Yan Rui, Lv Zhilong, Yang Zhidong, Lin Senlin, Zheng Chunhou, Zhang Fa
IEEE J Biomed Health Inform. 2023 Aug 22;PP. doi: 10.1109/JBHI.2023.3307584.
The Transformer-based methods provide a good opportunity for modeling the global context of gigapixel whole slide image (WSI), however, there are still two main problems in applying Transformer to WSI-based survival analysis task. First, the training data for survival analysis is limited, which makes the model prone to overfitting. This problem is even worse for Transformer-based models which require large-scale data to train. Second, WSI is of extremely high resolution (up to 150,000 x 150,000 pixels) and is typically organized as a multi-resolution pyramid. Vanilla Transformer cannot model the hierarchical structure of WSI (such as patch cluster-level relationships), which makes it incapable of learning hierarchical WSI representation. To address these problems, in this paper, we propose a novel Sparse and Hierarchical Transformer (SH-Transformer) for survival analysis. Specifically, we introduce sparse self-attention to alleviate the overfitting problem, and propose a hierarchical Transformer structure to learn the hierarchical WSI representation. Experimental results based on three WSI datasets show that the proposed framework outperforms the state-of-the-art methods.

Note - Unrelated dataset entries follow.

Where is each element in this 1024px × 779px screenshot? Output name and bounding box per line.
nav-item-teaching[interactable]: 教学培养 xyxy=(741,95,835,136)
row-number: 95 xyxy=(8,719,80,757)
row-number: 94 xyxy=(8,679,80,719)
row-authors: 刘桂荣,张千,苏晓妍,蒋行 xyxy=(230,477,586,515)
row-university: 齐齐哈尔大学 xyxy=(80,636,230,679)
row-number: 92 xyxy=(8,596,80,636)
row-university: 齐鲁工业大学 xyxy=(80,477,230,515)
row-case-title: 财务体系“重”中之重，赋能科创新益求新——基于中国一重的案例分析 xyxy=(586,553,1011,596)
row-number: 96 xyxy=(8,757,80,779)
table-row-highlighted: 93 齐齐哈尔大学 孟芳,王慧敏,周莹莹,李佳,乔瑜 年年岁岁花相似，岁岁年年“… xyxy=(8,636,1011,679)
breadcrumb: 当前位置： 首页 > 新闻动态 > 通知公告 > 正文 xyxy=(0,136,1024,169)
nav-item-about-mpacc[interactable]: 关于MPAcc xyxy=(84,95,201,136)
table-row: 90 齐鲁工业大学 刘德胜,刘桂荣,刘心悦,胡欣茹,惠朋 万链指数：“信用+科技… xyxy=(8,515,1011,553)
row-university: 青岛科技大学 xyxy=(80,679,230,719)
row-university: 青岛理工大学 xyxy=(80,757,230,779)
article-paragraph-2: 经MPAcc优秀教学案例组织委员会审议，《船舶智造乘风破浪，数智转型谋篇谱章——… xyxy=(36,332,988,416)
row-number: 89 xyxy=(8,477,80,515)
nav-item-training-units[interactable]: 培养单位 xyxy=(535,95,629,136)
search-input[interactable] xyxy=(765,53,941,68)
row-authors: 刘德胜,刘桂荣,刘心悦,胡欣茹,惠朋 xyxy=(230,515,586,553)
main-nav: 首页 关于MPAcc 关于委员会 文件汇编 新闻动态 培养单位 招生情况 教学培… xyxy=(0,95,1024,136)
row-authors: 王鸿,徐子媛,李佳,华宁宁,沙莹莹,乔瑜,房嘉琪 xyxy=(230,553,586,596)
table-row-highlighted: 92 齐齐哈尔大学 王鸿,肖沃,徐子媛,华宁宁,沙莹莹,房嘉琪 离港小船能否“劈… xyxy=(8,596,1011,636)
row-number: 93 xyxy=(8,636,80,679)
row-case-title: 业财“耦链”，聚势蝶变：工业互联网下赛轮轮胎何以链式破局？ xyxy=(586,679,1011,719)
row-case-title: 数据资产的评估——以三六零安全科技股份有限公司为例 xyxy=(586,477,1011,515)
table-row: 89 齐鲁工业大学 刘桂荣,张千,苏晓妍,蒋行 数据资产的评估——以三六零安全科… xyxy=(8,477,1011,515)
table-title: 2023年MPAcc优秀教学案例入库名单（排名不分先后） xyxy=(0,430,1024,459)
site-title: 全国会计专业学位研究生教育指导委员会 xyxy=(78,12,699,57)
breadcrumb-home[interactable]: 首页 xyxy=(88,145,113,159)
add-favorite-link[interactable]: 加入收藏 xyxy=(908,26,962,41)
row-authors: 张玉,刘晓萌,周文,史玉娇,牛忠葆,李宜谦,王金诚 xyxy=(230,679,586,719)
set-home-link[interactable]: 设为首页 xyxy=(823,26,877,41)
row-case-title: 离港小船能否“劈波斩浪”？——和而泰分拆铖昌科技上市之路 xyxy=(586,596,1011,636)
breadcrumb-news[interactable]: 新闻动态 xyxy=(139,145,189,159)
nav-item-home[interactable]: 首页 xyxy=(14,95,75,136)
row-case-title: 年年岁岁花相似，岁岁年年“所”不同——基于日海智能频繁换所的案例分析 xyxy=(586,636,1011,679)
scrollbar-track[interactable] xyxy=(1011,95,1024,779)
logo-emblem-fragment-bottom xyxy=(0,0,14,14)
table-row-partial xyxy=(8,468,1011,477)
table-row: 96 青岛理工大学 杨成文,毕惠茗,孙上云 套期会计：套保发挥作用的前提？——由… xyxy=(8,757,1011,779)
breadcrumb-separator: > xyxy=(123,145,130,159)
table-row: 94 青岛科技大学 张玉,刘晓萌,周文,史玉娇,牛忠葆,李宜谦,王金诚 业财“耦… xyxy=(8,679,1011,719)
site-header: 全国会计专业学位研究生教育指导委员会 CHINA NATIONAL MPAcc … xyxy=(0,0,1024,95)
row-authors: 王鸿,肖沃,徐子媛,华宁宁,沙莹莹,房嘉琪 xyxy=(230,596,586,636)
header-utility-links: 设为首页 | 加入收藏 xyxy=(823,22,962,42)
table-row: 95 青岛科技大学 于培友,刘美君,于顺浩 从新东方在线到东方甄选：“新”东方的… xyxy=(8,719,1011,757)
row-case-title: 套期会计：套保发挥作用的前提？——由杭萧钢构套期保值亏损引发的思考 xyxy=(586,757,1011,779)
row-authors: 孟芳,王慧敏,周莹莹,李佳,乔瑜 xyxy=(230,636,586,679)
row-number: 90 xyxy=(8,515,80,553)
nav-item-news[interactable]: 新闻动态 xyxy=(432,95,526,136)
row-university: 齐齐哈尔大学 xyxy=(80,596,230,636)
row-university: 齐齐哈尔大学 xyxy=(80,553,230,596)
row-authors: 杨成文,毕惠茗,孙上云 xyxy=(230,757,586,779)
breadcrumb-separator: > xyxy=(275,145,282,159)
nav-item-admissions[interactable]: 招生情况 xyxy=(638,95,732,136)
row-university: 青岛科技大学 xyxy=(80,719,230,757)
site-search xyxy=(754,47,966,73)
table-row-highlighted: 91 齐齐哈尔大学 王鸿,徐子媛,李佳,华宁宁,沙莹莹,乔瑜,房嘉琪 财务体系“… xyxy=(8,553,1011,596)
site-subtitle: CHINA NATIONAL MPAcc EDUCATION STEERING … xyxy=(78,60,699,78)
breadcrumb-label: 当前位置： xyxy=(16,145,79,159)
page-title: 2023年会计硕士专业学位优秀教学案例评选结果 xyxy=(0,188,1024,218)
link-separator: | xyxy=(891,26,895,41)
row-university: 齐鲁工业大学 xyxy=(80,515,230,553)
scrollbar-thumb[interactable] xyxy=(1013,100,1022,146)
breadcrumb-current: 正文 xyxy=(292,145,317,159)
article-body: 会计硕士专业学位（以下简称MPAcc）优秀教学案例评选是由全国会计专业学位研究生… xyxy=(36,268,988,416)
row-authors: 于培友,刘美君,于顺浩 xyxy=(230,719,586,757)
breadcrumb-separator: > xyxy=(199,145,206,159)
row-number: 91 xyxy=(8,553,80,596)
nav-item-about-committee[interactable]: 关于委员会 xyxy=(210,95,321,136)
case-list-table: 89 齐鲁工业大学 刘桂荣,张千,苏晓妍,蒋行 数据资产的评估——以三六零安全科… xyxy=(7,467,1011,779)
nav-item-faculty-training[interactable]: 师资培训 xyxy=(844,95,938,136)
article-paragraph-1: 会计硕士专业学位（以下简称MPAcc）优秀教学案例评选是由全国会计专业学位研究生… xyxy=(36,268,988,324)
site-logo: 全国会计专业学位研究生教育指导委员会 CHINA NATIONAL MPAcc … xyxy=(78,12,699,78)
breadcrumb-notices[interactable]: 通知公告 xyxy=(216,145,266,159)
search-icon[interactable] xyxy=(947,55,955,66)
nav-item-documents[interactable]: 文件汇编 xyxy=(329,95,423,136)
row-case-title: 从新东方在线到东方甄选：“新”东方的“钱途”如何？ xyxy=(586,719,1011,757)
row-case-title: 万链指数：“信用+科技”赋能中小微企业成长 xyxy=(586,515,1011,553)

基于Transformer的方法为对千兆像素全幻灯片图像(WSI)的全局上下文进行建模提供了一个很好的机会,然而,将Transformer应用于基于WSI的生存分析任务仍存在两个主要问题。首先,用于生存分析的训练数据有限,这使得模型容易出现过拟合。对于需要大规模数据进行训练的基于Transformer的模型来说,这个问题更加严重。其次,WSI具有极高的分辨率(高达150,000 x 150,000像素),并且通常组织为多分辨率金字塔。普通Transformer无法对WSI的层次结构(如补丁聚类级别的关系)进行建模,这使得它无法学习层次化的WSI表示。为了解决这些问题,在本文中,我们提出了一种用于生存分析的新型稀疏分层Transformer(SH-Transformer)。具体来说,我们引入稀疏自注意力来缓解过拟合问题,并提出一种分层Transformer结构来学习层次化的WSI表示。基于三个WSI数据集的实验结果表明,所提出的框架优于现有方法。